Berichtdoor marin » 16 mar 2012 12:37
Jezus spreekt tot ons allen en zegt dat wij behoefte hebben aan een geestelijke wedergeboorte. De woorden wederom (opnieuw) geboren worden of ‘wedergeboorte’, hebben alleen maar betekenis met betrekking tot verlossing als de eerste geboorte niet goed is.
Het eerste wat Jezus duidelijk wil maken is dat de mens in een toestand is waaruit hij gered moet worden.
Wat houdt de wedergeboorte in?
Het sluit in feite twee dingen in: het betekent de dood van de oude natuur, het oude zondige ik, de “oude mens” en het betekent: een opstanding tot een nieuw leven, een nieuwe natuur, een “nieuw mens”.
Laten wij eens zien wat de Bijbel ons leert over die “oude mens”. De Psalmist zegt: “Zie, in ongerechtigheid ben ik geboren en in zonde heeft mijn moeder mij ontvangen.” Ps. 51: 7.
De apostel Paulus verklaart dat onze natuurlijke toestand “vijandschap is tegen God” en dat wij van nature “vervreemd en vijandig gezind zijn door boze werken” Rom. 8: 7 en Kol. 1: 21.
“Niemand is rechtvaardig, ook niet één, er is niemand die verstandig is, niemand die God ernstig zoekt; allen zijn afgeweken, tezamen zijn zij onnut geworden.” Rom. 3: 11, 12.
En zo zijn er meerdere teksten die daar naar wijzen.
“God zag dat de boosheid der mensen groot was op de aarde en dat al wat de overleggingen van zijn hart voortbrachten te allen tijde slechts boos was”. Gen. 6: 5 en 8: 21.
Hier wordt gesproken over de natuurlijke geaardheid van alle mensen.
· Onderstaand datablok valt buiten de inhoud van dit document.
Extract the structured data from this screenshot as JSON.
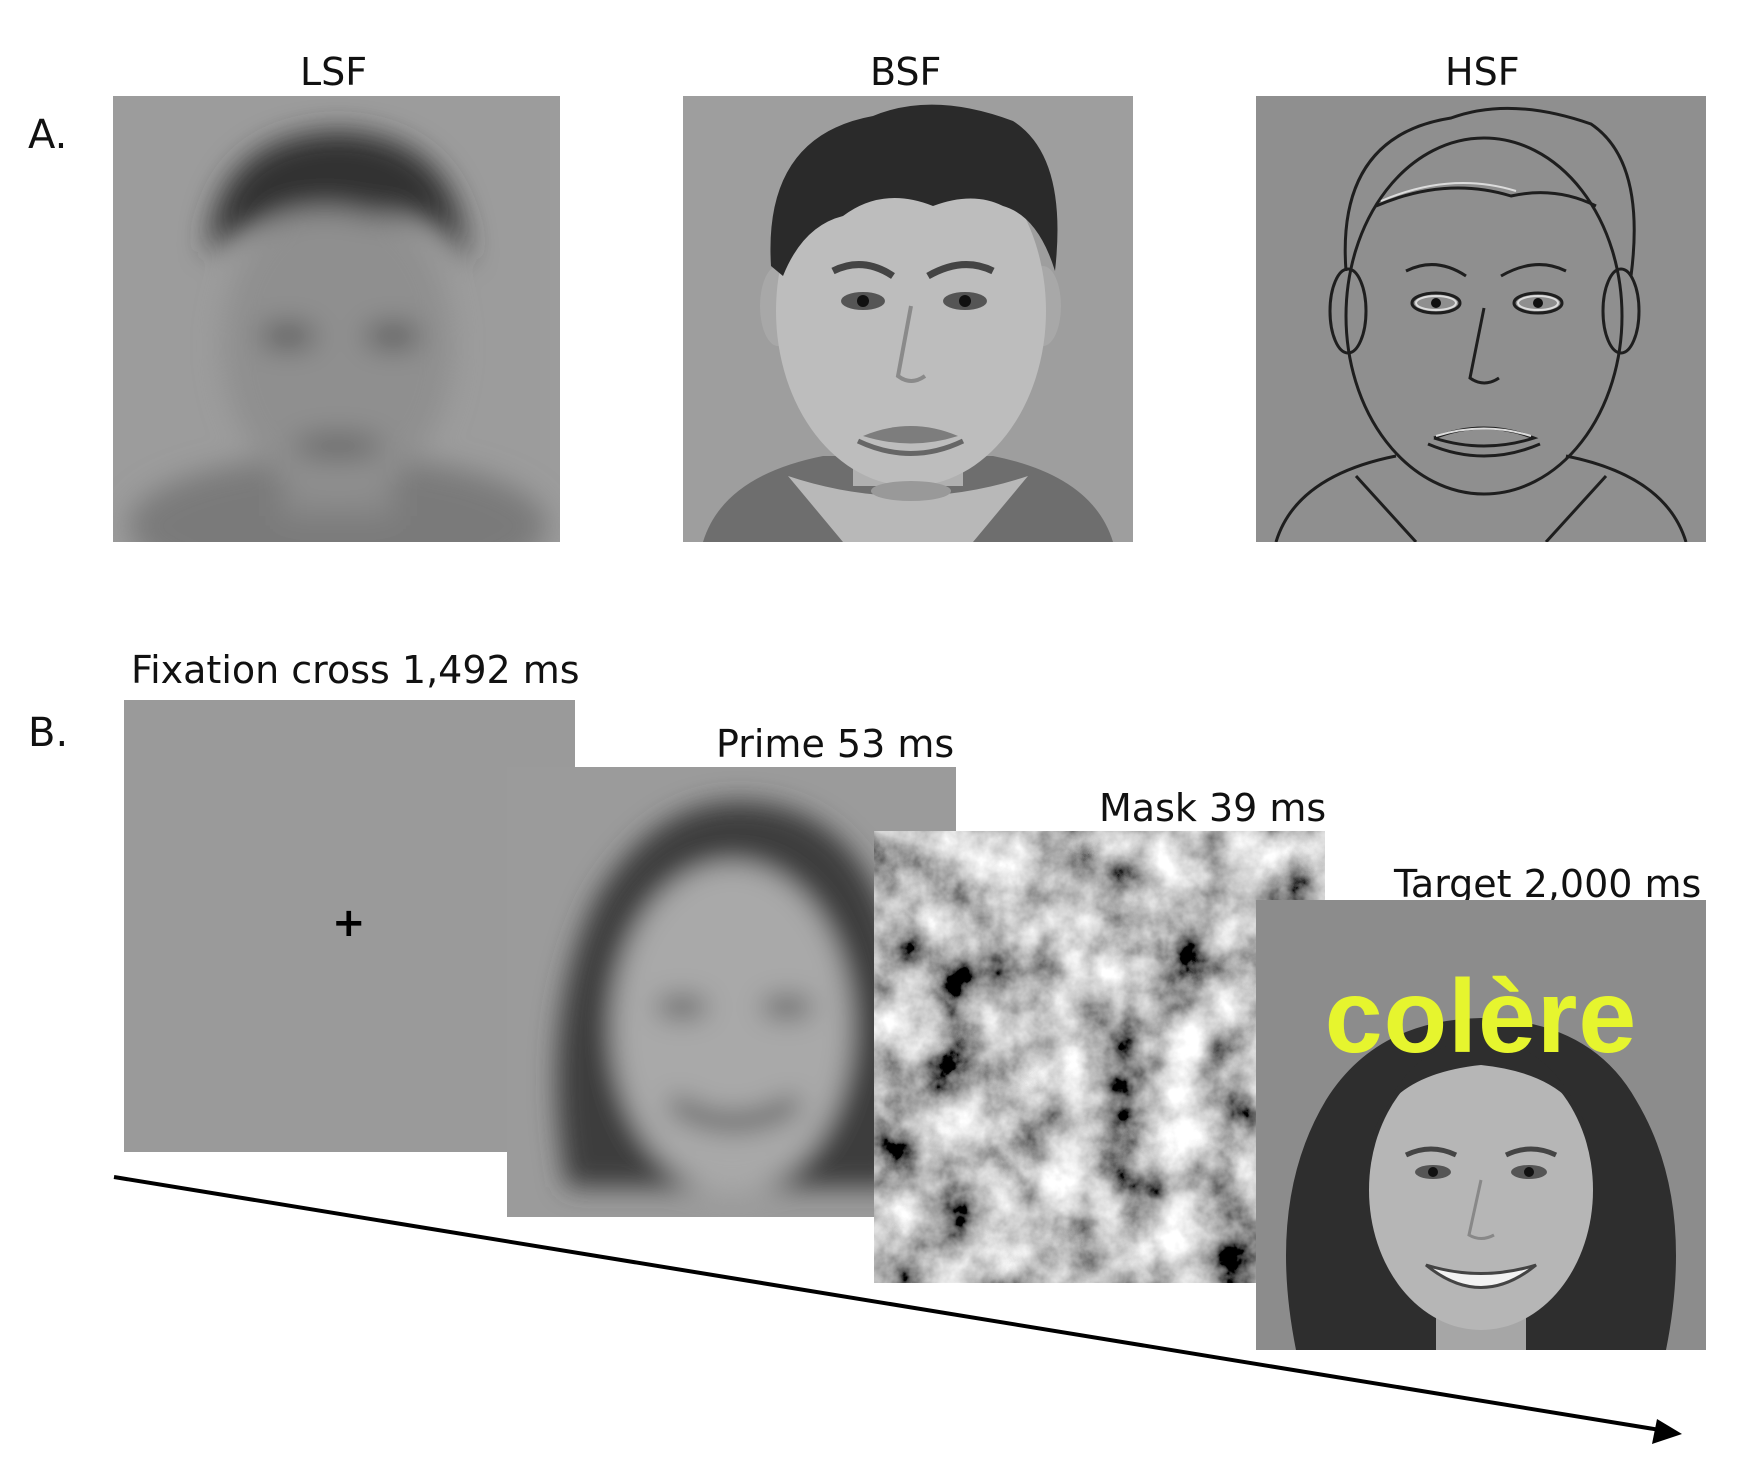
{
  "panel_a": {
    "letter": "A.",
    "labels": [
      "LSF",
      "BSF",
      "HSF"
    ]
  },
  "panel_b": {
    "letter": "B.",
    "fixation_label": "Fixation cross 1,492 ms",
    "fixation_symbol": "+",
    "prime_label": "Prime 53 ms",
    "mask_label": "Mask 39 ms",
    "target_label": "Target 2,000 ms",
    "target_word": "colère"
  },
  "colors": {
    "screen_gray": "#9a9a9a",
    "target_word": "#e6f52e",
    "arrow": "#000000"
  }
}
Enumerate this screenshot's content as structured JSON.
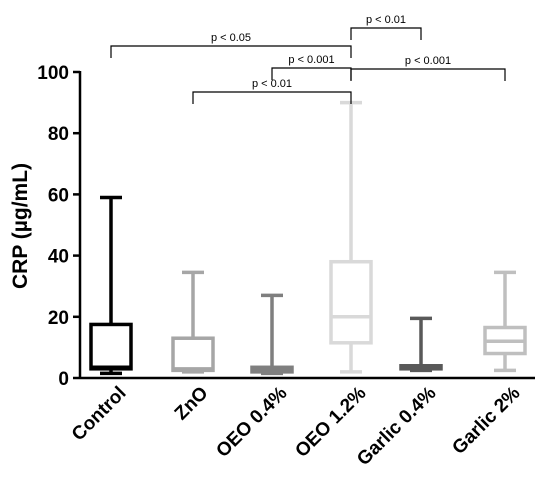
{
  "chart_data": {
    "type": "box",
    "ylabel": "CRP (µg/mL)",
    "ylim": [
      0,
      100
    ],
    "yticks": [
      "0",
      "20",
      "40",
      "60",
      "80",
      "100"
    ],
    "categories": [
      "Control",
      "ZnO",
      "OEO 0.4%",
      "OEO 1.2%",
      "Garlic 0.4%",
      "Garlic 2%"
    ],
    "boxes": [
      {
        "category": "Control",
        "min": 1.5,
        "q1": 3,
        "median": 3.5,
        "q3": 17.5,
        "max": 59,
        "color": "#000000"
      },
      {
        "category": "ZnO",
        "min": 2,
        "q1": 2.5,
        "median": 3,
        "q3": 13,
        "max": 34.5,
        "color": "#a6a6a6"
      },
      {
        "category": "OEO 0.4%",
        "min": 1.5,
        "q1": 2,
        "median": 2.5,
        "q3": 3.5,
        "max": 27,
        "color": "#7f7f7f"
      },
      {
        "category": "OEO 1.2%",
        "min": 2,
        "q1": 11.5,
        "median": 20,
        "q3": 38,
        "max": 90,
        "color": "#d9d9d9"
      },
      {
        "category": "Garlic 0.4%",
        "min": 2.5,
        "q1": 3,
        "median": 3.5,
        "q3": 4,
        "max": 19.5,
        "color": "#595959"
      },
      {
        "category": "Garlic 2%",
        "min": 2.5,
        "q1": 8,
        "median": 12,
        "q3": 16.5,
        "max": 34.5,
        "color": "#bfbfbf"
      }
    ],
    "significance": [
      {
        "from": "Control",
        "to": "OEO 1.2%",
        "label": "p < 0.05"
      },
      {
        "from": "OEO 1.2%",
        "to": "Garlic 2%",
        "label": "p < 0.001"
      },
      {
        "from": "ZnO",
        "to": "OEO 1.2%",
        "label": "p < 0.01"
      },
      {
        "from": "OEO 0.4%",
        "to": "OEO 1.2%",
        "label": "p < 0.001"
      },
      {
        "from": "OEO 1.2%",
        "to": "Garlic 0.4%",
        "label": "p < 0.01"
      }
    ]
  }
}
Het natuurlijke hart is zelfzuchtig, zondig, verdorven en dat van de geboorte aan. De mens is de gevangene van Satan (Rom. 7: 14) en van nature geneigd zijn voorstellen op te volgen en aan zijn verzoeken te voldoen. Er is in de natuur van de mens een neiging tot zonde. Om deze reden zegt Jezus: “Gij moet wederom geboren worden.”
Ook al proberen wij te leven naar de wil van God en ook al hebben wij schijnbaar succes in onze pogingen om goed te leven, toch zijn al onze eigen werken zo besmet met trots, zelfzucht, hebzucht of onzuivere gevoelens of gedachten, dat ze in de ogen van God geen enkele waarde hebben. God beschouwt “al onze gerechtigheden als een bezoedeld kleed”. Jes. 64: 6.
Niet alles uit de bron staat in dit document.